Ruhani Hükümetinin Yaptırım Sorunlarının Kökü Bu Gün Neredir?/ Sam Amcayla Adım Adım Nükleer Anlaşmadan Vazgeçmek


Ruhani Hükümetinin Yaptırım Sorunlarının Kökü Bu Gün Neredir?/ Sam Amcayla Adım Adım Nükleer Anlaşmadan Vazgeçmek

Anlaşmanın süreci incelendiğinde Cenevre’den Viyana’ya kadar Amerika’nın kısa bir süreliğine (Cenevre’deki geçici Nükleer Anlaşmadan Viyana’daki nihai anlaşmaya kadar) adım adım büyük bir yalanı gerçekleştirdiği ve buna dayalı olarak yaptırımların kaldırılması konusunu tamamen suya düşürdüğü görülmektedir.

Tesnim Haber Ajansı - İran İslam Cumhuriyeti Cumhurbaşkanı Hasan Ruhani ve 11. Hükumet erkânının bazı kilit isimleri, ülkenin ekonomik sorunlarının büyük bir çoğunluğunu yaptırımlar konusuna bağlayarak ve Nükleer Anlaşmadan sonra büyük ekonomik açılım vaatlerini izleyerek, bu günlerde hükumet için büyük sorunlara neden oldular.

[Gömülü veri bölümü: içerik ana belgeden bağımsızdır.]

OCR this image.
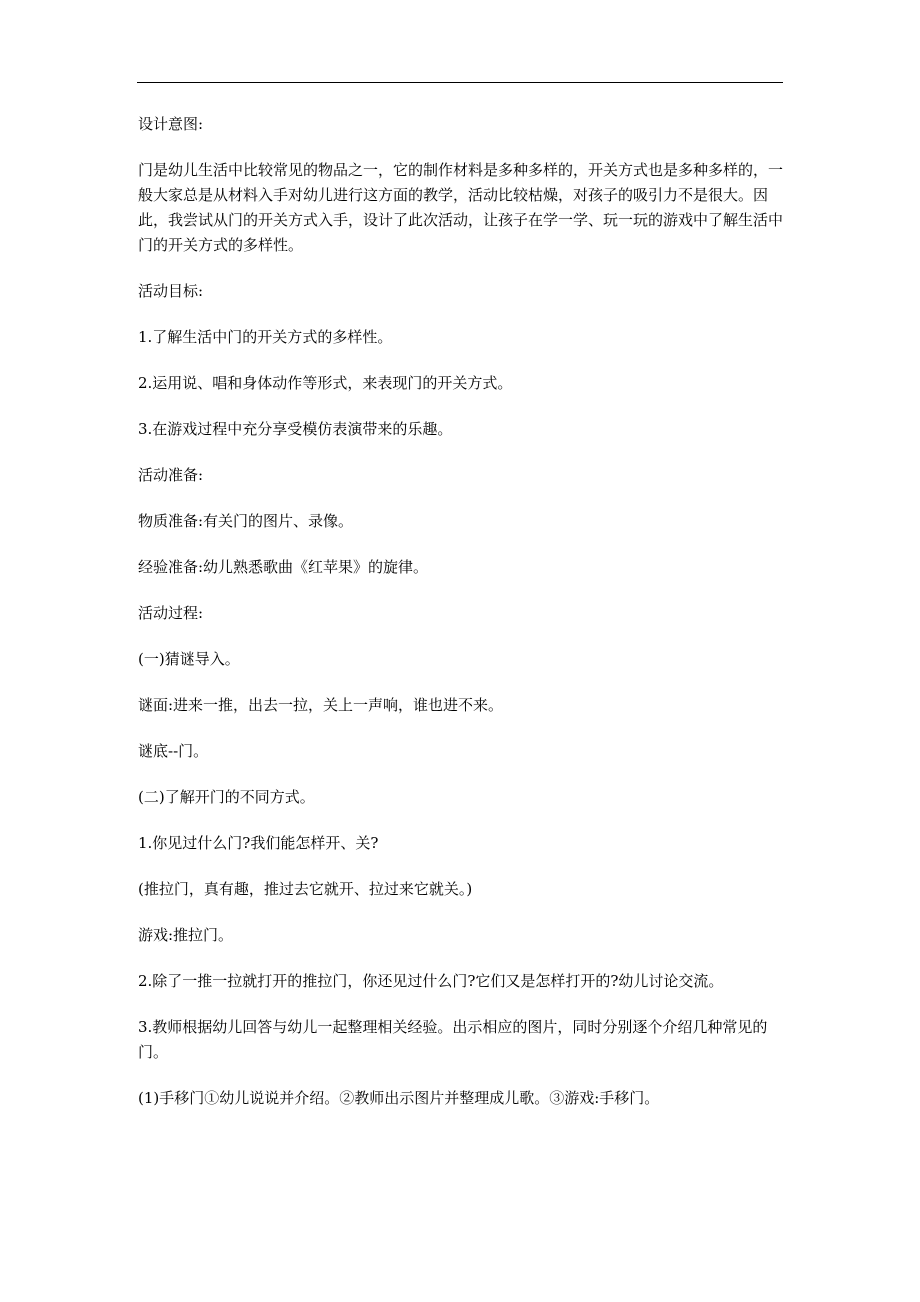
设计意图:

门是幼儿生活中比较常见的物品之一，它的制作材料是多种多样的，开关方式也是多种多样的，一般大家总是从材料入手对幼儿进行这方面的教学，活动比较枯燥，对孩子的吸引力不是很大。因此，我尝试从门的开关方式入手，设计了此次活动，让孩子在学一学、玩一玩的游戏中了解生活中门的开关方式的多样性。

活动目标:

1.了解生活中门的开关方式的多样性。

2.运用说、唱和身体动作等形式，来表现门的开关方式。

3.在游戏过程中充分享受模仿表演带来的乐趣。

活动准备:

物质准备:有关门的图片、录像。

经验准备:幼儿熟悉歌曲《红苹果》的旋律。

活动过程:

(一)猜谜导入。

谜面:进来一推，出去一拉，关上一声响，谁也进不来。

谜底--门。

(二)了解开门的不同方式。

1.你见过什么门?我们能怎样开、关?

(推拉门，真有趣，推过去它就开、拉过来它就关。)

游戏:推拉门。

2.除了一推一拉就打开的推拉门，你还见过什么门?它们又是怎样打开的?幼儿讨论交流。

3.教师根据幼儿回答与幼儿一起整理相关经验。出示相应的图片，同时分别逐个介绍几种常见的门。

(1)手移门①幼儿说说并介绍。②教师出示图片并整理成儿歌。③游戏:手移门。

Nükleer Anlaşmadan önce olay öyle bir boyuta varmıştı ki yağmurun yağması bile Cumhurbaşkanı tarafından yaptırımlara bağlıymış gibi lanse ediliyordu ve İran toplumunun bir kısmı Cumhurbaşkanının açıklamalarından, eğer Nükleer Anlaşma imzalanırsa artık yağmur da daha fazla yağacak kanısına kapılmışlardı.

Sonunda 14 Temmuz 2015 yılında İran ile 5+1 ülkeleri arasında Nükleer Anlaşma imzalandı. Nükleer Anlaşmanın ardından birkaç ay süren bir projeyle, İran Hükümeti çok sayıda santrifüjlerin azaltılması, Fordo’nun en önemli tesislerinde değişiklikler, zenginleştirilmiş uranyum depolarında önemli ölçüde azalma, Arak’taki ağır su kanallarını çimento ile doldurmak… gibi verdiği bütün önemli sözleri yerine getirdi.

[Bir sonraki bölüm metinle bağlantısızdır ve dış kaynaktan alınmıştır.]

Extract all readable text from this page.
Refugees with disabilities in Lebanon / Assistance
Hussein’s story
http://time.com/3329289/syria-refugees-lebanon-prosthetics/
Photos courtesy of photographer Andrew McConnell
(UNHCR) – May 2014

Uluslararası Atom Enerjisi Ajansının verilen sözlerinin uygulandığına dair tam onayından sonra, yaptırımların kaldırılarak İran ekonomisinin canlanması için uygun ortamı hazırlaması beklendi. Birkaç ay bekleyişin ardından, 11. Hükümetin İran Merkez Bankası Başkanı Veliyyullah Seyf açık bir şekilde sonucun “yaklaşık olarak bir hiç” olduğunu ifade etti.

Böylece İran bütün sözlerini yerine getirdi ve yaptırımların kaldırılması noktasında neredeyse bir hiç tahakkuk oldu. Bu durumda bile bazı müzakere heyeti üyeleri ve hükümetin üst düzey yetkilileri bu büyük olaya tepki olarak, “Yaptırımların kaldırılmaması konusundaki mevcut sorunların asıl kaynağı, ilk yaptırımlara dayanmaktadır” diyorlar. Yani müzakerelerin Nükleer meseleyi kapsaması ve Nükleer meseleye bağlı yaptırımların ikinci bir konu olması dikkate alınarak, ilk yaptırımların devam etmesi bu günkü rahatsız edici bazı durumlara neden olmuştur diyorlar.

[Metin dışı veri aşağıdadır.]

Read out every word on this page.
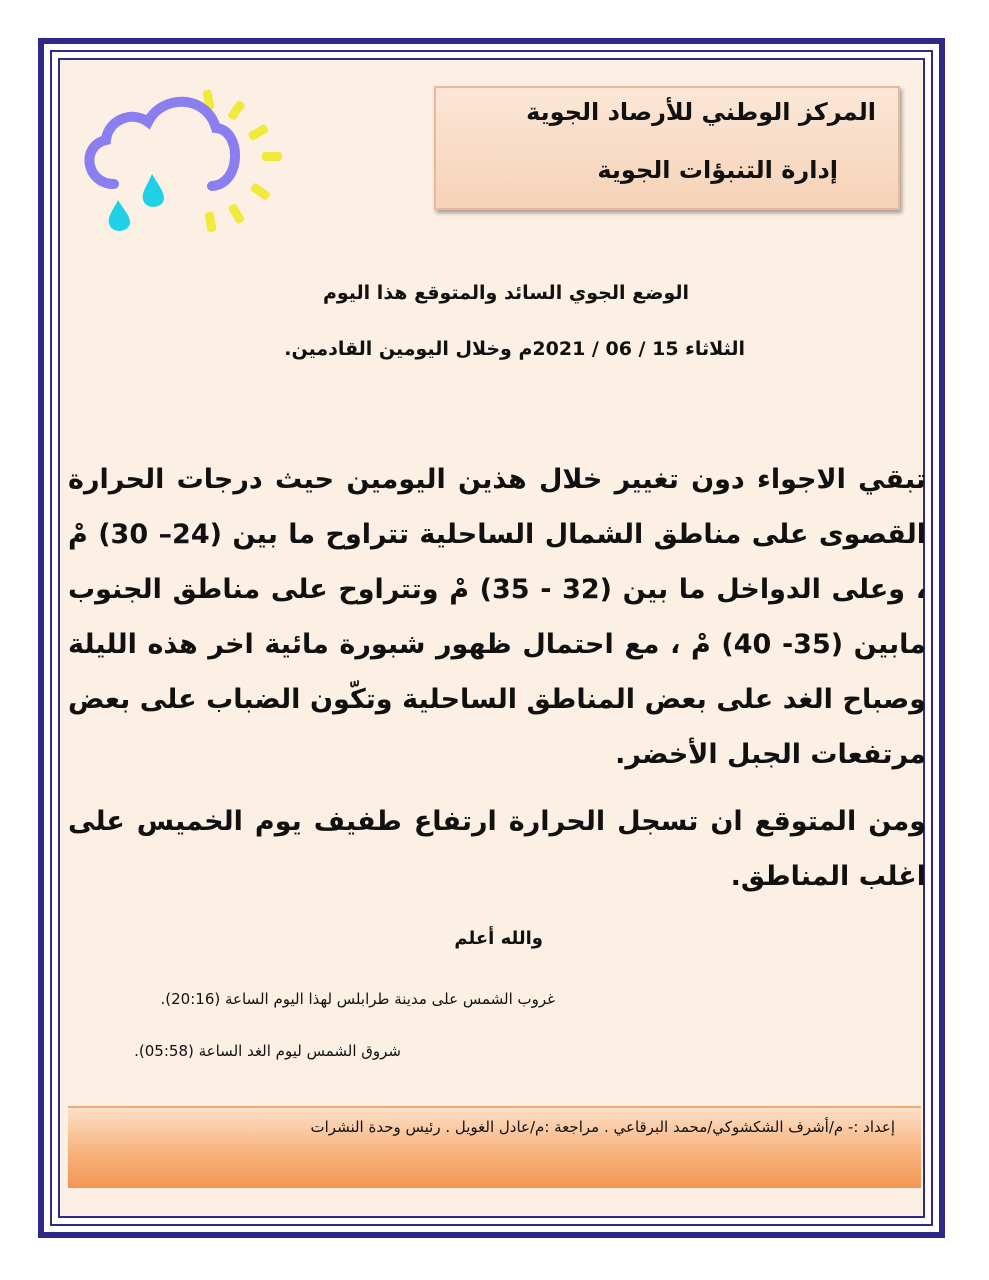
المركز الوطني للأرصاد الجوية
إدارة التنبؤات الجوية
الوضع الجوي السائد والمتوقع هذا اليوم
الثلاثاء 15 / 06 / 2021م وخلال اليومين القادمين.
تبقي الاجواء دون تغيير خلال هذين اليومين حيث درجات الحرارة القصوى على مناطق الشمال الساحلية تتراوح ما بين (24– 30) مْ ، وعلى الدواخل ما بين (32 - 35) مْ وتتراوح على مناطق الجنوب مابين (35- 40) مْ ، مع احتمال ظهور شبورة مائية اخر هذه الليلة وصباح الغد على بعض المناطق الساحلية وتكّون الضباب على بعض مرتفعات الجبل الأخضر.
ومن المتوقع ان تسجل الحرارة ارتفاع طفيف يوم الخميس على اغلب المناطق.
والله أعلم
غروب الشمس على مدينة طرابلس لهذا اليوم الساعة (20:16).
شروق الشمس ليوم الغد الساعة (05:58).
إعداد :- م/أشرف الشكشوكي/محمد البرقاعي . مراجعة :م/عادل الغويل . رئيس وحدة النشرات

Ama yaptırımlar konusu dikkatli bir şekilde incelendiğinde, yaptırımların kaldırılmamasındaki birçok nedenin o kadar da dikkate alınır deliller olmadığını görülmektedir. Olay orada daha ilginç bir hal alıyor ve anlaşmanın süreci incelendiğinde Cenevre’den Viyana’ya kadar Amerika’nın kısa bir süreliğine (Cenevre’deki geçici Nükleer Anlaşmadan Viyana’daki nihai anlaşmaya kadar) adım adım büyük bir yalanı gerçekleştirdiği ve buna dayalı olarak yaptırımların kaldırılması konusunu tamamen suya düşürdüğü görülüyor.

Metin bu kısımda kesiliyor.